A frog viewed from below, stuck to a plate of glass
A plump brown frog sits on a log

What you probably won’t see is the frogs’ completely different underside pattern, like black paint spatters on their white bellies. And like many other frogs, bird poop frogs have “flash colors,” patches of orange or yellow skin, concentrated on the insides of their legs, that they flash at looming predators to confuse them as they leap away.

A spotted black and white fish

Black crappie

For the record, it’s pronounced “croppie.” A popular panfish in the United States and Canada, including around the Great Lakes, its name comes from the French-Canadian word crapet (krah-PAY), applied to several species in the large sunfish family, including the attractive crappies. Anglers and other aficionados of the fish as a dish are more apt to say “croppie.” But differences in pronunciation crop up by region, and the farther south you go from Quebec, the more likely you are to hear people say the name as it’s spelled on the interpretive graphics in the At Home on the Great Lakes gallery.

A vivid blue fish with sharply slanted fins

Malawi eyebiter

This is one of the many gorgeous blue cichlid species native to Lake Malawi, which sits amid Malawi, Mozambique and Tanzania in Africa’s Rift Valley. Hobbyists describe them as “moderately aggressive,” except when the fish are spawning or kept in close quarters with smaller fishes, when they reportedly can carry out the behavior for which they’re named. It seems to be uncommon, however, and eye biting is not unique to the species.

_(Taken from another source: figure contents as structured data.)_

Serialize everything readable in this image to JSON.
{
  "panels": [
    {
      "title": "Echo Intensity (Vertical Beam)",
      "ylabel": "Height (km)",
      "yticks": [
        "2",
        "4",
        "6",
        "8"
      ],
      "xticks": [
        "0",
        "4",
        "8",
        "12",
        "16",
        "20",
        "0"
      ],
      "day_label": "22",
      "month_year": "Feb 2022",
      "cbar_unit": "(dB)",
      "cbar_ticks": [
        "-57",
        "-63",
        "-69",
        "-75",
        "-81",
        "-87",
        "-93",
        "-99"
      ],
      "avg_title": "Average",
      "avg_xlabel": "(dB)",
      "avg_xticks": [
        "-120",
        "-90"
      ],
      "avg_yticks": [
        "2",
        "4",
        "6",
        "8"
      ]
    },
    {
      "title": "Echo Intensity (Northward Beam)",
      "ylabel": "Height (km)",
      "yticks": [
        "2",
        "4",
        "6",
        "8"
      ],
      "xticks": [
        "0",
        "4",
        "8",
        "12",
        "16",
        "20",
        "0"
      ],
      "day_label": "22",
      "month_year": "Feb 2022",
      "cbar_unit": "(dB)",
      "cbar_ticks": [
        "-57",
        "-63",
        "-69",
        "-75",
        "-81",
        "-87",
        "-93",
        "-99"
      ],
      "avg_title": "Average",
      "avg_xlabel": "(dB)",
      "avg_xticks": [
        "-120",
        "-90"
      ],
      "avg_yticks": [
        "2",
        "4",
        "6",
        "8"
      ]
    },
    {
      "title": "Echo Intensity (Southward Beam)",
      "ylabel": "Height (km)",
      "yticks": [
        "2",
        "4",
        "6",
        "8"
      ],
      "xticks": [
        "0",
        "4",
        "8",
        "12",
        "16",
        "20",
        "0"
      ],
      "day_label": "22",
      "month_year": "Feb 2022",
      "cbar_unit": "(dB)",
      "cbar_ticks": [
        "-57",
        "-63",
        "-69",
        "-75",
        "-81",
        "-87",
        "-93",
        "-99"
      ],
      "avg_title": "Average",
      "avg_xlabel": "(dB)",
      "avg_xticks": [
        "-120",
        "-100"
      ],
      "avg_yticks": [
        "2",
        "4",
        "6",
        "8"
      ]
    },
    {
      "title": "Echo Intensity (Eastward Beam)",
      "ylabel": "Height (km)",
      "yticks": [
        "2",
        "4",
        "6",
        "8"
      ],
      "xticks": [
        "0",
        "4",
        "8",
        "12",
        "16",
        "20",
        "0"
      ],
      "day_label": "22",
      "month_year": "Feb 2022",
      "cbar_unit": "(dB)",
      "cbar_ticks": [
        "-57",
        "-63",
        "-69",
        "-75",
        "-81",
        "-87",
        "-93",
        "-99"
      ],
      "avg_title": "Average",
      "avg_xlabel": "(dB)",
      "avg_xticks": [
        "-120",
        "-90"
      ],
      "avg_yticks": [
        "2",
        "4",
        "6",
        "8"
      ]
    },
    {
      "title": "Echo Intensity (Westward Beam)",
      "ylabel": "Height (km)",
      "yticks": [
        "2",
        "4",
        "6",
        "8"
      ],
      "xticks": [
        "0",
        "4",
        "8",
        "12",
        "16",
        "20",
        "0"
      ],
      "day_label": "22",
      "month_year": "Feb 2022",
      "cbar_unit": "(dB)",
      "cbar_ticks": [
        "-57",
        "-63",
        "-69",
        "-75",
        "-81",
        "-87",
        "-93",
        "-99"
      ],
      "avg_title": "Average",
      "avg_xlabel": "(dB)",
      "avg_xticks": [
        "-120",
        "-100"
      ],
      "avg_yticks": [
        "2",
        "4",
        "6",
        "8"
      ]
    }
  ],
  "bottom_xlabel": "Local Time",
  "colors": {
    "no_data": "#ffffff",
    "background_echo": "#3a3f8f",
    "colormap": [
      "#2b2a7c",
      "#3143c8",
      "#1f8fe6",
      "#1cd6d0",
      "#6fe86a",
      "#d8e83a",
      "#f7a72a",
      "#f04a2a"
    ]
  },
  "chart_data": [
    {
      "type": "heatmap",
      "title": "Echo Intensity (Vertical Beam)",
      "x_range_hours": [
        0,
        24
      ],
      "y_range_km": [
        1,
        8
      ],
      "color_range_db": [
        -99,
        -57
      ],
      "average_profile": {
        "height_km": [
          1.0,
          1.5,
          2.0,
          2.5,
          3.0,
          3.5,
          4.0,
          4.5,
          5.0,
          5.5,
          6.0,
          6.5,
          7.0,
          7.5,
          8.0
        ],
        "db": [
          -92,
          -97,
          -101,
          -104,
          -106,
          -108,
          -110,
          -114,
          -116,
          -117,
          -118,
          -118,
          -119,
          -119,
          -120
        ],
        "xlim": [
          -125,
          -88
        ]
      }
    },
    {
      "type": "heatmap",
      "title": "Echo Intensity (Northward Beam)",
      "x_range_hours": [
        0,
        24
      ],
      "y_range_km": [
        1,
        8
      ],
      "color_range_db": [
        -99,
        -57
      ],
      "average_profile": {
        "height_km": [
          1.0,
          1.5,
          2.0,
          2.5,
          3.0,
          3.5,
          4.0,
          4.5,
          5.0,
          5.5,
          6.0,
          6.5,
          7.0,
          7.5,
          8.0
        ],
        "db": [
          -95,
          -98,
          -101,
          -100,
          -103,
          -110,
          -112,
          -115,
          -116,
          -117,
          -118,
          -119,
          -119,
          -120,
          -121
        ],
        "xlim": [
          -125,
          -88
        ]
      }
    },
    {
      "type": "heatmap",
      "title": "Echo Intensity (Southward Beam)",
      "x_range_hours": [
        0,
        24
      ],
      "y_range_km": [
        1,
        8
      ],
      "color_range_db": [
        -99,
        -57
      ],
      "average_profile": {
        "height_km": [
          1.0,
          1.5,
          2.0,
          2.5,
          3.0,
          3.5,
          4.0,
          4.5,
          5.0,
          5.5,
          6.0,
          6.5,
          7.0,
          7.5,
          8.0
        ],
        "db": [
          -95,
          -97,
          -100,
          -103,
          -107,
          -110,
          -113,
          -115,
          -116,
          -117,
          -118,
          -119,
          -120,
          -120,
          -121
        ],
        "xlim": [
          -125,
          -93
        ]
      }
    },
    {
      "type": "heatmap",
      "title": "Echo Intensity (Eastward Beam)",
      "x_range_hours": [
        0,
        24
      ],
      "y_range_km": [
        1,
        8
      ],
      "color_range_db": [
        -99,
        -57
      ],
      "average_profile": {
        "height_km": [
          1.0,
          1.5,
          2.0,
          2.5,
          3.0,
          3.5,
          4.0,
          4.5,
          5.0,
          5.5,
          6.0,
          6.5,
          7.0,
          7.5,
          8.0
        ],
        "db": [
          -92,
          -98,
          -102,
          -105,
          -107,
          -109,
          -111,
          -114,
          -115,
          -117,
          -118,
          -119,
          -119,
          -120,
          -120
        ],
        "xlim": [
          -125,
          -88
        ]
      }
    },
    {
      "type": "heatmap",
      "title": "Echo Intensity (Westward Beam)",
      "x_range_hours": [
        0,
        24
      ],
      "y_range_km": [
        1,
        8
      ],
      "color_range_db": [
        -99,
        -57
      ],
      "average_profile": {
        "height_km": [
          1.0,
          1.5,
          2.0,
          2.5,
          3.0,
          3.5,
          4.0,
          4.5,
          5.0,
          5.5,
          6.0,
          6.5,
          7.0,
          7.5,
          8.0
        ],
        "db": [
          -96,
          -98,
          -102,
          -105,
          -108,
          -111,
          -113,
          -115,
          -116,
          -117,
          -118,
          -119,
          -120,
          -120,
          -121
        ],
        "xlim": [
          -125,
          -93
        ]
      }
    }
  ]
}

Instead, these fish are proficient ambush hunters. Long and narrow, they conceal themselves amid vegetation in nearshore waters, shooting out to grab passing juvenile fishes, including other cichlid species, with their strong, jutting, toothed lower jaw. Within that same powerful maw, the female securely incubates her eggs and broods the young for about three weeks.

A heavy-bodied shrimp with pale pink coloring

Vampire shrimp

Here is a case of mistaken identity. Another common name, African giant shrimp, is more accurate, although the hefty 4- to 6-inch shrimp are found in tropical fresh waters in both West Africa and South America. These shy filter feeders hide among mangrove roots or in holes and tunnels in muddy stream bottoms. Once they’ve found a hiding place they like, they don’t wander. Currents bring them assorted microorganisms and detritus that they collect with fanlike appendages.

Where did vampire shrimps’ gruesome name came from? Perhaps it was inspired by their large size, pointed shape and spiked feet, which by a stretch could be seen as fangs. But given their attractive color variations, including white, gray, reddish brown, pink, light blue and bright blue, it’s hard to imagine.

A sinuous hellbender sits in a white environment


This 2-foot-long native salamander has been called worse names: Allegheny alligator. Devil dog. Snot otter. Maybe hellbenders don’t get much love because they are so big—the largest amphibian in North America—as well as mud brown, slimy, beady-eyed and given to spending their days under rocks. And while their main diet is crayfish, they’ll also eat smaller members of their species.  

But hellbenders are worthy of our awe because they throw their whole bodies into breathing and seeing. Literally. The loose folds of skin on their sides add extra surface area for absorbing oxygen from water. While they do have lungs, hellbenders use them for buoyancy control, not breathing. Their small, weak eyes are characteristic of many nocturnal bottom dwellers, but they have light-sensitive cells all over their bodies. These photoreceptors are especially acute on the tail, which might cue a hellbender as to whether its long body is completely tucked under a rock or if the last few inches are exposed to predators. 

Earned or not, a lot of critters bear unlovely names. Or maybe they’re unbelievable names, tempting you to lean in and take a closer look at beautifully adapted animals.